Pear Therapeutics, which has three FDA-cleared prescription apps to help treat substance use disorder and insomnia, announced Friday it was “exploring strategic alternatives,” including a sale, merger or licensing of assets, and would no longer hold a fourth quarter earnings call. The move highlights the main challenge facing companies developing software as medicine: getting commercial insurers and government health programs to pay for it.
Pear’s stock closed at 39 cents a share on Friday, down 34% from 59 cents at yesterday’s close. The Boston-based company had raised $250 million in venture funding from investors including SoftBank Vision Fund 2, before going public in a SPAC reverse merger in December 2021, which had valued the company at $1.6 billion.
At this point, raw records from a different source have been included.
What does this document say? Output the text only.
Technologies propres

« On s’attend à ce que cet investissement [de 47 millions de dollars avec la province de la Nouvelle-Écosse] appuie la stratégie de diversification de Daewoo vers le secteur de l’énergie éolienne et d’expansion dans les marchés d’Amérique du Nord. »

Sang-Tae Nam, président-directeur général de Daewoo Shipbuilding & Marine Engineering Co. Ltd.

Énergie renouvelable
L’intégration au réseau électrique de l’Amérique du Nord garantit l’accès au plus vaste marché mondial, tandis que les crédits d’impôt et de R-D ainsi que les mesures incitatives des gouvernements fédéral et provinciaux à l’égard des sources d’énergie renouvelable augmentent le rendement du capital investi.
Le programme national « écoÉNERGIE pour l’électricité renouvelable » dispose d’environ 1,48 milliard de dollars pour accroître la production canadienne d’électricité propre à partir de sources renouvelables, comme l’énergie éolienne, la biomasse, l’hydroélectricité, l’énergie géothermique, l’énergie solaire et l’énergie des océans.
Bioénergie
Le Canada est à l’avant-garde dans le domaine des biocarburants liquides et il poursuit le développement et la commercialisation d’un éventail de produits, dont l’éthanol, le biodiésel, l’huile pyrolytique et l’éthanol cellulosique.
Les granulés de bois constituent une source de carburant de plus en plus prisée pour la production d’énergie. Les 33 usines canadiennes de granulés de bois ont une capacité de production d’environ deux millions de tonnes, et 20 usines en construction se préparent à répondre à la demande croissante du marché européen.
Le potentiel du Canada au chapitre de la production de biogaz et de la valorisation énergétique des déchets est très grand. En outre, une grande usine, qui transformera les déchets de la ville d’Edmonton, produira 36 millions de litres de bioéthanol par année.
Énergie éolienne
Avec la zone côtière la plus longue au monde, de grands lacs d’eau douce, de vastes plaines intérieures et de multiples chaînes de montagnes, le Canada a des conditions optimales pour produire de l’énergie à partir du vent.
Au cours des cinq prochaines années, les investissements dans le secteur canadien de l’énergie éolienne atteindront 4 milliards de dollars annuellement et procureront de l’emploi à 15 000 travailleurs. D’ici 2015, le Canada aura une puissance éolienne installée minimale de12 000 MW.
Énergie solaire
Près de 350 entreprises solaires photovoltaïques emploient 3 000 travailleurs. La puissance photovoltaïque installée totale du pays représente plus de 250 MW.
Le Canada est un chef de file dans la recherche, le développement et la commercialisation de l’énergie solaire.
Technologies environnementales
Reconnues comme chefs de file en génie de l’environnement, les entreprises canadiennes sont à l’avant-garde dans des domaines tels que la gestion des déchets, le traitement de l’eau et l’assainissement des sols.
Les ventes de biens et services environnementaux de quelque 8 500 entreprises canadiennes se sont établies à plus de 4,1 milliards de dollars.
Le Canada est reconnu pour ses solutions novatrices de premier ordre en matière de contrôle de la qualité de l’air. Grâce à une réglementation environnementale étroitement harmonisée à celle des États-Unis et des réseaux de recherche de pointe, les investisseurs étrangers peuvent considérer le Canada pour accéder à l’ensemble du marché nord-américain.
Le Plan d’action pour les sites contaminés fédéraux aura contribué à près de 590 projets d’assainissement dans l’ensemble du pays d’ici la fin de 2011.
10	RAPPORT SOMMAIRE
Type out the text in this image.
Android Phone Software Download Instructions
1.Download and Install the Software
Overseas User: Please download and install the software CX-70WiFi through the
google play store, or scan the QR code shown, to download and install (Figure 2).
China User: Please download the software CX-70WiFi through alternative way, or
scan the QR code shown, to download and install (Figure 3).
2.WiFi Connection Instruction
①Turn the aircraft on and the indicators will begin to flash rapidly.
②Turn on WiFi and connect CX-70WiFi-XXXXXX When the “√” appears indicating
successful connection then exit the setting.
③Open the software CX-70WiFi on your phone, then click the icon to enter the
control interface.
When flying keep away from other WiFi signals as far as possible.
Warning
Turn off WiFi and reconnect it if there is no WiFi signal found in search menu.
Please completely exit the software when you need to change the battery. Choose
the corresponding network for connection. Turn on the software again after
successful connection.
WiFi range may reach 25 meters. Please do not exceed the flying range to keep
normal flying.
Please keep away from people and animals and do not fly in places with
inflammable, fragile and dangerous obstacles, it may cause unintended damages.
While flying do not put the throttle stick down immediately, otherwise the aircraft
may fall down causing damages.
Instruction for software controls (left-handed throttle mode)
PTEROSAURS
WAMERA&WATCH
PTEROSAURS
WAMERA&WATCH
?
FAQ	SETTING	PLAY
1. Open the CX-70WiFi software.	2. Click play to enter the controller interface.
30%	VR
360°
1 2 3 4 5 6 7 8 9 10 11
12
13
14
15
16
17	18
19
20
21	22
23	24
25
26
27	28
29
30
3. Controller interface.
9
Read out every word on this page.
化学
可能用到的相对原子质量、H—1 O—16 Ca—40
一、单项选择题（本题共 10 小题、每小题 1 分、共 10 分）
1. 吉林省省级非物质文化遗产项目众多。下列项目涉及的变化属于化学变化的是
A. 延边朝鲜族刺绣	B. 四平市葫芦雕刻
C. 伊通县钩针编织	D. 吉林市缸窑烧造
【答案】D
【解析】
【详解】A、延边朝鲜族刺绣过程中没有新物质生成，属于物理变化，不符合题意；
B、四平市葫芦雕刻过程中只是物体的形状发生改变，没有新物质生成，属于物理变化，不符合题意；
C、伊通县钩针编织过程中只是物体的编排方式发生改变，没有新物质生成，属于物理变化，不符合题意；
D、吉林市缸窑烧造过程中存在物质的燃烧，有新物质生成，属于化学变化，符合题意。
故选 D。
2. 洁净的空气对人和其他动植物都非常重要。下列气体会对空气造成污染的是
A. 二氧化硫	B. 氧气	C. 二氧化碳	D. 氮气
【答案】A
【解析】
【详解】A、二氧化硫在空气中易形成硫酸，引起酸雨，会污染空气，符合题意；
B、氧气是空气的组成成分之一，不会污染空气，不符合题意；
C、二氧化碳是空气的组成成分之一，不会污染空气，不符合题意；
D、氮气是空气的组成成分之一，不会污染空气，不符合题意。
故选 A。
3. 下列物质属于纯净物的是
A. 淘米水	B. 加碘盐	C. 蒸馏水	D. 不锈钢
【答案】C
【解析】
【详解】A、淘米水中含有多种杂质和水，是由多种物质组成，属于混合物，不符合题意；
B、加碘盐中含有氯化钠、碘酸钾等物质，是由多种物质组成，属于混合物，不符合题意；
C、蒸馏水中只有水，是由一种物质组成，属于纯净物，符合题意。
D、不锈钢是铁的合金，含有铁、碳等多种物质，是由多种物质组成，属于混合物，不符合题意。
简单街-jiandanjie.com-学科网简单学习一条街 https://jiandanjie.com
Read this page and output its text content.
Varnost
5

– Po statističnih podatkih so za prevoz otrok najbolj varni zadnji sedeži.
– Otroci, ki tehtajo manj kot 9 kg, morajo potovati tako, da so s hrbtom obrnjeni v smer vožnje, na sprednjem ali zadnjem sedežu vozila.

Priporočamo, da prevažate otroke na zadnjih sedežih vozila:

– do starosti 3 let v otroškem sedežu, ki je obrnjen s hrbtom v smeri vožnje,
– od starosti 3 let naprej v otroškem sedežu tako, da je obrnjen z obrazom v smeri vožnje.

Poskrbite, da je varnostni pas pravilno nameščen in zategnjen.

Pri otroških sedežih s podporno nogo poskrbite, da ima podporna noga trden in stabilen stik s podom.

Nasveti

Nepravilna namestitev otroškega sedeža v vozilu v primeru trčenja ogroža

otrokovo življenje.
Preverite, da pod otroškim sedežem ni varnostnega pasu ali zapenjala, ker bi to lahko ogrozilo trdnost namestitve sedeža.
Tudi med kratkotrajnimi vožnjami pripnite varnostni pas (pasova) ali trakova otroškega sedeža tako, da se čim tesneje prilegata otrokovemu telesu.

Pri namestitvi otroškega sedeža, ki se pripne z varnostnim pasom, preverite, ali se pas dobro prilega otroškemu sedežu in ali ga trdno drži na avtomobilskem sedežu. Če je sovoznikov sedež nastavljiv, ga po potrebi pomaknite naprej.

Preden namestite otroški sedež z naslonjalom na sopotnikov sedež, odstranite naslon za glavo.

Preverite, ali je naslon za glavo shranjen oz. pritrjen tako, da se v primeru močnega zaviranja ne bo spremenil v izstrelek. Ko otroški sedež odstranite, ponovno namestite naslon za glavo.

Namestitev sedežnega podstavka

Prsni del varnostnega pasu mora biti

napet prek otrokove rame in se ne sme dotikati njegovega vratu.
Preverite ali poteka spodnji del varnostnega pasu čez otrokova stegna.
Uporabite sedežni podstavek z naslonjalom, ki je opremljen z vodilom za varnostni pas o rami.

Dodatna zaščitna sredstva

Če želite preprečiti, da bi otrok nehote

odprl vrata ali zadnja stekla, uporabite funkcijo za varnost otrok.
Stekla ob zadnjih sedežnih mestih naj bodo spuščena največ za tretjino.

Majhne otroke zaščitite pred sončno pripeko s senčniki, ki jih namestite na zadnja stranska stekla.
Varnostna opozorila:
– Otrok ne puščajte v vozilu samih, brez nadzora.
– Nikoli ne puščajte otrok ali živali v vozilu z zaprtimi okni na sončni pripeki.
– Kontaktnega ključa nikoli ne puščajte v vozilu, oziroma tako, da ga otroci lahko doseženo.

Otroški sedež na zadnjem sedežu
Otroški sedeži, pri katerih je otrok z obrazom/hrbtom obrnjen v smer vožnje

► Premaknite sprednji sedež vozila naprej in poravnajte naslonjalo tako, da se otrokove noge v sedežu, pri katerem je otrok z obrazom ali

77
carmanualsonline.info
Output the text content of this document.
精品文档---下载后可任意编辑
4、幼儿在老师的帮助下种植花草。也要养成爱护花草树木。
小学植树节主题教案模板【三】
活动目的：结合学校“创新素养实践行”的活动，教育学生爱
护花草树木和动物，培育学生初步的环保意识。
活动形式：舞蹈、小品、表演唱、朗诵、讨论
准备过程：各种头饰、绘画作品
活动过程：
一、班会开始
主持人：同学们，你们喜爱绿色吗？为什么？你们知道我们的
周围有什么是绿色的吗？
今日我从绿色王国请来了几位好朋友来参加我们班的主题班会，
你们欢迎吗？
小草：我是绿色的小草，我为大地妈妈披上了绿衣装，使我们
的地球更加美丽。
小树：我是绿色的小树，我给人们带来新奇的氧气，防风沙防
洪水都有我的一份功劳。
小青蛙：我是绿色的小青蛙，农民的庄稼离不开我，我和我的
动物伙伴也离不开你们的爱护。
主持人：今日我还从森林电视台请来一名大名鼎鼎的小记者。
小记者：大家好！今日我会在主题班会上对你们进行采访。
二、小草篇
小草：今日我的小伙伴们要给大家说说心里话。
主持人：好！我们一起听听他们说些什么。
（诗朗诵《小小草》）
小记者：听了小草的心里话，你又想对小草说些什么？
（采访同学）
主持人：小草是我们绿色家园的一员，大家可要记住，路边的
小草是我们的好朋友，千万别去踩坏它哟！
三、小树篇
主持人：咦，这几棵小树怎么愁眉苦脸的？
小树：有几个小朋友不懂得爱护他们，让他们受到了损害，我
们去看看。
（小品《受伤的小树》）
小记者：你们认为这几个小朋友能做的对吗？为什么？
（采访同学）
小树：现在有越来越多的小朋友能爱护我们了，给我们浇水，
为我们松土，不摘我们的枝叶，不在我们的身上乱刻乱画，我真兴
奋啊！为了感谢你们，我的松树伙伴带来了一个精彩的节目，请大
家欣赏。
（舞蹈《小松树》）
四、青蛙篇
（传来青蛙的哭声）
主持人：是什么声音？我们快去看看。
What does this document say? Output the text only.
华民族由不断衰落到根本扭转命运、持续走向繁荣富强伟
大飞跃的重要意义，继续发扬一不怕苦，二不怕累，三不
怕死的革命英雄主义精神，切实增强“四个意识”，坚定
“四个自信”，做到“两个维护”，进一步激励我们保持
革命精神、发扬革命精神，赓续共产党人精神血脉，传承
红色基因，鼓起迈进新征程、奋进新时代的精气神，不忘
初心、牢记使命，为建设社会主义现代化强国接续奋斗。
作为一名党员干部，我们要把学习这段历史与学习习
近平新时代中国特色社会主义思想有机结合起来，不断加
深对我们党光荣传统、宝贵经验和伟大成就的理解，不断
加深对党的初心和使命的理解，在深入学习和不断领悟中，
Its market capitalization at close of business Friday was less than $55 million.
In a press release, Pear said there was “no set timetable for this process” and if the company failed to complete a transaction, “it may be required to seek a reorganization, liquidation or other restructuring.” A spokesperson confirmed Pear executives would not comment until the board approved a course of action.
Pear’s apps, which guide users through behavioral therapy, are meant to be used in conjunction with ongoing treatment by a doctor. For example, its opioid use disorder app ReSET-O offers weekly cognitive behavioral therapy lessons for patients who are in an outpatient treatment program and taking buprenorphine. It also has an app for other substance use disorders and another for chronic insomnia.
The long-term opportunity in prescription digital therapeutics is easy access to noninvasive care – software doesn’t have the side effects or supply chain constraints of traditional pharmaceuticals. But this also means there’s a lot of uncertainty over how they should be reimbursed: that is, should they be paid for by medical insurance or a pharmacy plan?
“Reimbursement is a major hurdle,” says Natalie Schibell, a vice president and principal analyst in the healthcare division at Forrester. Some commercial insurers pay for prescription digital therapeutics, as well as a handful of state Medicaid programs, which is government-funded health insurance for low-income Americans. But Medicare, the government-funded health program for seniors, does not. This patchwork of coverage means “there is a lack of return on this investment,” says Schibell. “It’s not mainstream.”
There also remains a “digital divide” when it comes to accessing these new technologies, she says, especially for people who live in rural areas and may not have access to high-speed internet access.
The average price for a 3-month prescription is more than $1,300, according to Pear’s third quarter earnings report. There were more than 31,000 prescriptions written for Pear’s products in the first nine months of 2022, according to the filing. But the company reported only 58% of those were filled and it received payment for around half of them. Pear pointed to a number of risk factors, including “market acceptance” among insurers, doctors and patients, noting “only a limited number of healthcare insurers have agreed to reimburse purchases of our products.”
Pear withdrew its revenue and operating guidance for 2022 and 2023, but had previously reported $10.1 million in revenue with an operating loss of $94.1 million in the first nine months of 2022. Revenues had increased from $2.8 million in the same period in 2021, but operating losses continued to mount driven by a combination of research, development and commercialization costs.
The company had conducted two layoffs in 2022 to try and reduce cash burn – terminating 25 employees in July and 59 employees in September. Pear had an accumulated deficit of nearly $300 million and $60 million in cash as of September 30, 2022.